Crême pâtissiere. Délayez une demi-livre de farine avec douze œufs frais. Quand cela est fait, ajoûtez-y encore douze œufs battus. Faites bouillir deux pintes de lait ; jettez-y votre pâte & remuez toujours. Jettez-y environ une demi-livre de beurre, un peu de sel & de poivre blanc ; ne laissez pas attacher votre crême ; étant cuite, laissez refroidir. Quand vous l’employerez en tourte, que ce soit avec des abaisses de feuilletage ; ajoûtez-y du sucre & de l’écorce de citron confite, hachée menu, un peu d’eau de fleurs d’orange, quelques jaunes d’œufs : travaillez le tout avec la gâche. Pour les jours gras, mettez-y de la moëlle de bœuf fondue, & du beurre fondu pour les jours maigres.

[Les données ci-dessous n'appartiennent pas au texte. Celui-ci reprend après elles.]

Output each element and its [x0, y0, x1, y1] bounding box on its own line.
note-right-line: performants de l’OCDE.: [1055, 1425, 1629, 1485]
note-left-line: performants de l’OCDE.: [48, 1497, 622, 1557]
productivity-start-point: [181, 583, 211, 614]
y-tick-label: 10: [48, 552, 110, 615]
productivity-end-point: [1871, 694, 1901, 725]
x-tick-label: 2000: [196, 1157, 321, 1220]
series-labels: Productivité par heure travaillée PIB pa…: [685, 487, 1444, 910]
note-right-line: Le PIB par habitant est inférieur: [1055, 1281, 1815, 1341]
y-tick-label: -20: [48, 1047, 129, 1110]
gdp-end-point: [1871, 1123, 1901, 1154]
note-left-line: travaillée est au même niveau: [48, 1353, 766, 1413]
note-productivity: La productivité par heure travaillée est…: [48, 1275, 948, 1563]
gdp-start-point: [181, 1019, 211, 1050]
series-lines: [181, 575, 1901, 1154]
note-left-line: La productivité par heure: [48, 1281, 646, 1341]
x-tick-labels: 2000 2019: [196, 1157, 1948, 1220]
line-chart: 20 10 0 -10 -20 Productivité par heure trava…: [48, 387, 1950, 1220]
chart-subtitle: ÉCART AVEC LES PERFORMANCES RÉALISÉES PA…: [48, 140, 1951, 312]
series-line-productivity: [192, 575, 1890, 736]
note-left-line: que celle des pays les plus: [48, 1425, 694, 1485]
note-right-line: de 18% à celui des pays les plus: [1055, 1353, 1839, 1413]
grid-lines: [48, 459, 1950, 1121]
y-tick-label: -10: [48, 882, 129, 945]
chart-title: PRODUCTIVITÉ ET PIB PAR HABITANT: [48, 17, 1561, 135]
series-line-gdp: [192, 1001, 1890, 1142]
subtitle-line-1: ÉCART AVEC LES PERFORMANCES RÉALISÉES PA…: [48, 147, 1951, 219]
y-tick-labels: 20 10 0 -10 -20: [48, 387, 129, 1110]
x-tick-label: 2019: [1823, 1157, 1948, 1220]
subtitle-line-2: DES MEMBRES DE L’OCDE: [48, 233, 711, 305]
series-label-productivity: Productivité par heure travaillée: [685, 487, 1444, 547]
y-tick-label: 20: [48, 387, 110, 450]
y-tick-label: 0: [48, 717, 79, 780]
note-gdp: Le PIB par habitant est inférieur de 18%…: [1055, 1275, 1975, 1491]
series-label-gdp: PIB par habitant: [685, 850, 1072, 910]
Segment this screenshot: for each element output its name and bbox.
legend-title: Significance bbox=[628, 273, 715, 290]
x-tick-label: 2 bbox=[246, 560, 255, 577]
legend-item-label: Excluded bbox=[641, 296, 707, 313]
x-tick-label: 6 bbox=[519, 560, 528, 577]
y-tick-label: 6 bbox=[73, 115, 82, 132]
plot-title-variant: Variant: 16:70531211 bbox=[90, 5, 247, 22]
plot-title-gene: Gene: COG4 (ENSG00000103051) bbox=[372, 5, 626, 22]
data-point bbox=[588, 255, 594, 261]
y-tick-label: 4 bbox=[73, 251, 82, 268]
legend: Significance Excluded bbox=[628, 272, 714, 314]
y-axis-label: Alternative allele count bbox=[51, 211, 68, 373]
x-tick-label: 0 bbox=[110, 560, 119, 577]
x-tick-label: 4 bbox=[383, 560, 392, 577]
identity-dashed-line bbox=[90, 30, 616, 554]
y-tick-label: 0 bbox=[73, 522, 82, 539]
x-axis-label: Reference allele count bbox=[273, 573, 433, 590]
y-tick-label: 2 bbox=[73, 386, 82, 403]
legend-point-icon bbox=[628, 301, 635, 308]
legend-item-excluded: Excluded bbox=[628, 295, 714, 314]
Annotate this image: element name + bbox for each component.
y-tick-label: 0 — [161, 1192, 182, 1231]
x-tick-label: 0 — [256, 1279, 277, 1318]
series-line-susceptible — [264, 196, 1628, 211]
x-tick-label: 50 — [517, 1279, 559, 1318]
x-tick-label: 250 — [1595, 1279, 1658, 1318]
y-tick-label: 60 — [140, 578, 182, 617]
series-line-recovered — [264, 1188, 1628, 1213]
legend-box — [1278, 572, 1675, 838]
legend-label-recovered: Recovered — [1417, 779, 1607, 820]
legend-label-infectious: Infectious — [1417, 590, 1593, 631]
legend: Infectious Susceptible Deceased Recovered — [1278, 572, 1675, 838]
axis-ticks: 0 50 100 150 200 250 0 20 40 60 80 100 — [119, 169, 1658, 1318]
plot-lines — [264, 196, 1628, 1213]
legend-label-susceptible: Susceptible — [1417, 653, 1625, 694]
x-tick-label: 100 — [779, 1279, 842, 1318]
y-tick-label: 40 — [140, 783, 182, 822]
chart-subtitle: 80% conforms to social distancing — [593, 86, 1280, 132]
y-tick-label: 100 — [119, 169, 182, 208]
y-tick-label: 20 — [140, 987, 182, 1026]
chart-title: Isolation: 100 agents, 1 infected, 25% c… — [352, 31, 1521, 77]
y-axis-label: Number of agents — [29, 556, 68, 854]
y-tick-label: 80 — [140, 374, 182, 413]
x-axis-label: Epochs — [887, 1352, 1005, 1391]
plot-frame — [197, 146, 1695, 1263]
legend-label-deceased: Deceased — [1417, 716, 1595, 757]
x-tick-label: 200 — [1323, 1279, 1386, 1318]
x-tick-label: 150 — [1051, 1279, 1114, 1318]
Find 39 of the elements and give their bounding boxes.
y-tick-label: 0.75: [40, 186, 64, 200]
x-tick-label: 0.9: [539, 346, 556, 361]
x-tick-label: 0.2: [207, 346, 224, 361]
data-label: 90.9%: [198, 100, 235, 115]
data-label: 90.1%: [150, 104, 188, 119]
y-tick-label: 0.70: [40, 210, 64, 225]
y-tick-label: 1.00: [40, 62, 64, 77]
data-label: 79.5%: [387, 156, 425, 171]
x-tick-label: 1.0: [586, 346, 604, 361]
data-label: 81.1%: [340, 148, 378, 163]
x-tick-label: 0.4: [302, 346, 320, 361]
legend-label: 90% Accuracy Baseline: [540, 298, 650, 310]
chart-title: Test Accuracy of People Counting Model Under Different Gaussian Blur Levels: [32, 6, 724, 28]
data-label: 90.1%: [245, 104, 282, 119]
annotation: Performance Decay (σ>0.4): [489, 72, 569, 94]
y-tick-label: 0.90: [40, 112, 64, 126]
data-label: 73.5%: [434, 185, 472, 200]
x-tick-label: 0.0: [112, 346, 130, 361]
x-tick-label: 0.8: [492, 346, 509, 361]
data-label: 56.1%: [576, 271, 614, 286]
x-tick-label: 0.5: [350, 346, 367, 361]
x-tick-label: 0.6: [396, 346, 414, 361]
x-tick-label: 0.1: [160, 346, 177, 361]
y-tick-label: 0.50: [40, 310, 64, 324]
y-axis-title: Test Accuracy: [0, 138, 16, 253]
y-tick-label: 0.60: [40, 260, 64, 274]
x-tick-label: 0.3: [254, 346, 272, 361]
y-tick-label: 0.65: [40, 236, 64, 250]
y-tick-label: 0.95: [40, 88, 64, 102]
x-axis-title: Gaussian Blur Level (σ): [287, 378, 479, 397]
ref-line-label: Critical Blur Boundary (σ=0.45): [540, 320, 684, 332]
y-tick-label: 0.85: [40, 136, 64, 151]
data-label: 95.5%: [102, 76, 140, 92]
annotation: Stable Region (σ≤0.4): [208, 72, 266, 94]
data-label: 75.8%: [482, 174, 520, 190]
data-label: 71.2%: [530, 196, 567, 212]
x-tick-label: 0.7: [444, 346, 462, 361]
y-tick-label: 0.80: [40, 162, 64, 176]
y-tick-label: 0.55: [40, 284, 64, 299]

Crême sans feu. Remplissez un compôtier de lait frais & non écrêmé ; ajoûtez-y un quarteron de sucre en poudre, la grosseur d’une tête d’épingle de bonne présure ; mettez en lieu frais ; & pour servir, saupoudrez de sucre fin, & versez quelques gouttes d’eau de fleurs d’orange.

Crême tremblante. Faites réduire de la crême à moitié, avec de l’eau de fleurs d’orange ; mettez des blancs d’œufs fouettés. Faites chauffer sans bouillir, en remuant toujours : retirez quand elle s’épaissira, & la dressez dans un compôtier.

Crême veloutée. Faites bouillir moitié crême & lait, de chaque chopine, avec demi-livre de sucre ; lorsqu’elle montera, mettez-y un quarteron d’amandes douces, & une demi-douzaines d’amère pelées & pilées ; ôtez du feu, délayez-y vos amandes ; ajoutez-y quelques zestes de citron : passez à l’étamine. Laissez tiédir, & y mettez un peu de présure ; mettez cette crême sur la cendre chaude ; couvrez, & mettez sur le couvercle un peu de feu ; étant bien prise, faites-la refroidir pour la servir.

Crême vierge. Fouettez quelques blancs d’œufs, & les mettez dans une casserole avec du sucre, du lait & de l’eau de fleurs d’orange. Versez le tout dans un plat ; faites cuire avec un peu de sel & de cannelle : dorez avec la pelle rouge. Pour le surplus des crêmes, comme d’amandes, cannelle, chocolat, citrons, fraises, framboises, pistaches, &c. voyez les articles respectifs, où les procédés sont détaillés.

Observation médecinale.

La crême est une substance fort adoucissante, & très-nourrissante, balsamique, & un aliment sain pour les personnes dont l’estomac est bon, & qui font de l’exercice ; mais par sa nature grasse, elle devient, pour les personnes délicates, les estomacs foibles, un aliment difficile à digérer, pesant, qui énerve les sucs de l’estomac, & contracte de l’âcreté par son séjour : cependant ce n’est que la grande quantité qu’il faut éviter ; il y a peu de gens auxquels, ce qu’on en met dans les assaisonnemens, puisse nuire.